İnternette, sosyal medyada en fazla gördüğümüz; ama bu kadar popüler olmasına da şaşırılmaması gereken bir başyapıt burası. Her gittiğimde saatlerce deniz tanrısı olarak bilinen Neptün heykelini izlerim. Burada dilek tutup bir tane bozuk para atanların Roma’ya tekrar döneceğine, iki tane atanların Romalı çok güzel bir kıza aşık olacağına, üç tane atanların da Roma’da birisiyle evleneceğine inanılır.

  • Vatikan Müzesi

Burası muhtemelen Roma’ya giden kimsenin görmeden dönmeyeceği bir yer. İçerisindeki Sistina Şapeli, Adem’in Yaratılışı, Son Yargı, Raphael Odaları, Vatikan Sanat Galerisi ve Laocoon heykeli benim favori eserlerimden oldu.
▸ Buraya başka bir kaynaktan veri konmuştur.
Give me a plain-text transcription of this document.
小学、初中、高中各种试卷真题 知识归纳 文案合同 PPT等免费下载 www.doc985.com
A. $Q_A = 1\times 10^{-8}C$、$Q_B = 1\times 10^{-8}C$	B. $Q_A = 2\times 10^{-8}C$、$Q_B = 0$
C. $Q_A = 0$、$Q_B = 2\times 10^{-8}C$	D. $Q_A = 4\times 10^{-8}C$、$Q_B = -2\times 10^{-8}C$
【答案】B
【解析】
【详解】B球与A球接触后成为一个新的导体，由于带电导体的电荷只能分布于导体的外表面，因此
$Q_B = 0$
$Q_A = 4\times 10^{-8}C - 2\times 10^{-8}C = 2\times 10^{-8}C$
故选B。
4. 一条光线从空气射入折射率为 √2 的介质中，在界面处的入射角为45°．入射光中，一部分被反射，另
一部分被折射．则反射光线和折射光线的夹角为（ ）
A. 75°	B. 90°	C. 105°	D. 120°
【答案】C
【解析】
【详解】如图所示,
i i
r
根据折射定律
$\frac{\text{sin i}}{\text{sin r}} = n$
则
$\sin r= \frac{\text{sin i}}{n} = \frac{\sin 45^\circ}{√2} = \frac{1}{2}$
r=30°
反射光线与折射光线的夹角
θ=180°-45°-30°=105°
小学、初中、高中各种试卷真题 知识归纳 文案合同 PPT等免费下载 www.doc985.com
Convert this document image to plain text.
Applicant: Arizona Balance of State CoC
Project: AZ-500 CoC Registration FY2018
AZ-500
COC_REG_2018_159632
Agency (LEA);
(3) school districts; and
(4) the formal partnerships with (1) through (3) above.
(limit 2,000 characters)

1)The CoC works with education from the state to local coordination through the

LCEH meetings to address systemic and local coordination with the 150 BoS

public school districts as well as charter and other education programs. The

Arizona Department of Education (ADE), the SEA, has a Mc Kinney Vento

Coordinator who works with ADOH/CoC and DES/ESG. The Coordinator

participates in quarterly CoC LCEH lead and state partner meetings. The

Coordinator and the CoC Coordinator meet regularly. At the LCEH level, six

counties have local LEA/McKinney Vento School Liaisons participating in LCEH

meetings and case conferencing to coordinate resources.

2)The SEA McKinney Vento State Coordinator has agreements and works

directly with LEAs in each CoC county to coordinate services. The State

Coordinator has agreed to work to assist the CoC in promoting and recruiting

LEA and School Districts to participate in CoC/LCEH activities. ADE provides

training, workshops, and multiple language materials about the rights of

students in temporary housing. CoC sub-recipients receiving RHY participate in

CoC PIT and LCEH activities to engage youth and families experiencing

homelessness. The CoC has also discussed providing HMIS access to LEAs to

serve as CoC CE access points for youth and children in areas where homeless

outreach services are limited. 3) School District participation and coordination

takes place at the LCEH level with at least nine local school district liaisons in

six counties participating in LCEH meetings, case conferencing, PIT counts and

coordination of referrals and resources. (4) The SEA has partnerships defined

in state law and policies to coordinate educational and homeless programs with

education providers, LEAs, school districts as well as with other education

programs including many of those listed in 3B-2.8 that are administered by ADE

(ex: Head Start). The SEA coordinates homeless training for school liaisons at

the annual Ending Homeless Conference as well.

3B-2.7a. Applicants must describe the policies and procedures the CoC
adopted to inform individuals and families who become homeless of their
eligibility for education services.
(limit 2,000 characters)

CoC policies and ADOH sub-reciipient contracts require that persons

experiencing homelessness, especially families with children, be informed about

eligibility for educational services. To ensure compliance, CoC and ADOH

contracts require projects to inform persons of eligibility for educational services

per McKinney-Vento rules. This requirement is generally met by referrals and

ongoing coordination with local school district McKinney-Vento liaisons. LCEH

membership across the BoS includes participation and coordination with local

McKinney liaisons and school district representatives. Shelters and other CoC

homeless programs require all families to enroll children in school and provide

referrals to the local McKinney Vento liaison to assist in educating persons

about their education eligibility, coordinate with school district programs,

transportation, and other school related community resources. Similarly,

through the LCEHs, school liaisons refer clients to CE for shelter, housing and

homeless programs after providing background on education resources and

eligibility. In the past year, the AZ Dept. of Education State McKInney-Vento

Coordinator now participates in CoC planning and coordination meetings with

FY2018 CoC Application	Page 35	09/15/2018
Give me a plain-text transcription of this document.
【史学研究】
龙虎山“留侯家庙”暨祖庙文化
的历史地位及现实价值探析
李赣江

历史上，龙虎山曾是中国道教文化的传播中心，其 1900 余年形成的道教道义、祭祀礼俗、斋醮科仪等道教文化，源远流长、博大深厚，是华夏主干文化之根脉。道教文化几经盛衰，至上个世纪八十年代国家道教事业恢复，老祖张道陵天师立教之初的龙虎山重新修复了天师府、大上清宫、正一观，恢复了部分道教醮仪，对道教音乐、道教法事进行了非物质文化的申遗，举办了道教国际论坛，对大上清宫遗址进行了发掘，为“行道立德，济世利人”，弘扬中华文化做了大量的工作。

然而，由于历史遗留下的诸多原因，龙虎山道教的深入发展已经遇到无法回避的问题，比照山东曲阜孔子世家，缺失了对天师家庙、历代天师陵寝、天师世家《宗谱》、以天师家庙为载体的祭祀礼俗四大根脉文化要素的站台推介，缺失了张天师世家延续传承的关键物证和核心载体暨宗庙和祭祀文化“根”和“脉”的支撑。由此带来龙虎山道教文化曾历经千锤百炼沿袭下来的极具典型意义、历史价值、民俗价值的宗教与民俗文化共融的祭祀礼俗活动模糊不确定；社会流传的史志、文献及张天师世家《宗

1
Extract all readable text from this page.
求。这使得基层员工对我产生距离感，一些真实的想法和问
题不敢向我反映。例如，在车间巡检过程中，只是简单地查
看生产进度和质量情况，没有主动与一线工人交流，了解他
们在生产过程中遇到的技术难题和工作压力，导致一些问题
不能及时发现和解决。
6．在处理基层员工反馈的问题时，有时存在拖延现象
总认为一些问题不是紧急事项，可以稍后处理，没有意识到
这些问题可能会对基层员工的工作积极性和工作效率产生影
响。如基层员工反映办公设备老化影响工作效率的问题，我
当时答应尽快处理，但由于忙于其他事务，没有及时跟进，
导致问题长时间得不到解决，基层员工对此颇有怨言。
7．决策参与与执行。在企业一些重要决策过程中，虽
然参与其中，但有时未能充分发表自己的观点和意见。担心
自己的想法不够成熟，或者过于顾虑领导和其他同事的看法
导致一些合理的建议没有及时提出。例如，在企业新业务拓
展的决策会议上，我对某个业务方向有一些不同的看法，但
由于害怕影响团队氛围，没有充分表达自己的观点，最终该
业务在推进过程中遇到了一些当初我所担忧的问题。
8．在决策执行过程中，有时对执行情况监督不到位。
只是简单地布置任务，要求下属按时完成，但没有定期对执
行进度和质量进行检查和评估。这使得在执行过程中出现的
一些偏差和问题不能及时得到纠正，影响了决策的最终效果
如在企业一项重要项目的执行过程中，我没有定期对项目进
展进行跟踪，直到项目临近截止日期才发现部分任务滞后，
  • Fettuccine Alla Scrofa

Burası kesinlikle uğramanız ve makarna yemeniz gereken duraklardan biri; çünkü Fettuccine Alfredo’nun doğduğu restoran. Yine 1920’lerde yaşadığınızı hissettiğiniz bir yer burası. Anlatılanlara göre 1914’te restoran sahibi Alfredo di Lelio’nun eşi hamileyken iştahı kaçıyor. Alfredo da, geleneksel olarak tereyağı ve parmesan peyniri ile hazırlanan Fettuccine makarnayı, daha lezzetli ve besleyici yapmak için tarifin ölçeğinde biraz değişiklik yapıyor.

  • Da Enzo

Buranın en sevdiğim özelliklerinden birisi, menülerinde taze ve organik malzemeler kullanmaları. Mevsimlik sebze ve meyveler, restorana yakın mesafedeki çiftliklerden masamıza kadar geliyor. Yemek yerken görebileceğiniz şehir manzarası da cabası…

  • Pizzeria Baffetto

Roma’ya kadar gidip pizza yememek olur mu? Burası, dünyaya pizzanın en iyisi olduğunu nam salmış bir uğrak noktası, öyle ki, restoranın duvarlarında birçok tanıdık simaya rastlanıyor. İtalya’da genelde pizzalar kalın hamurlu oluyor ama burası ince hamur kullanıyor. O yüzden çok sevdiğim lezzetlerden biri oldu.

  • Gelateria Del Teatro

Kullandıkları malzemelerin doğal ve taze olması, lezzetlerin güzelliğiyle birleşince burası Roma’daki favori dondurmacılarımdan biri oldu. Lezzetler, çilek ve kahve gibi klasiklerden, beyaz şeftali gibi lavantalara, kırmızı şarapla koyu çikolataya ve ahududu ile adaçayına kadar çeşitlilik gösteriyor.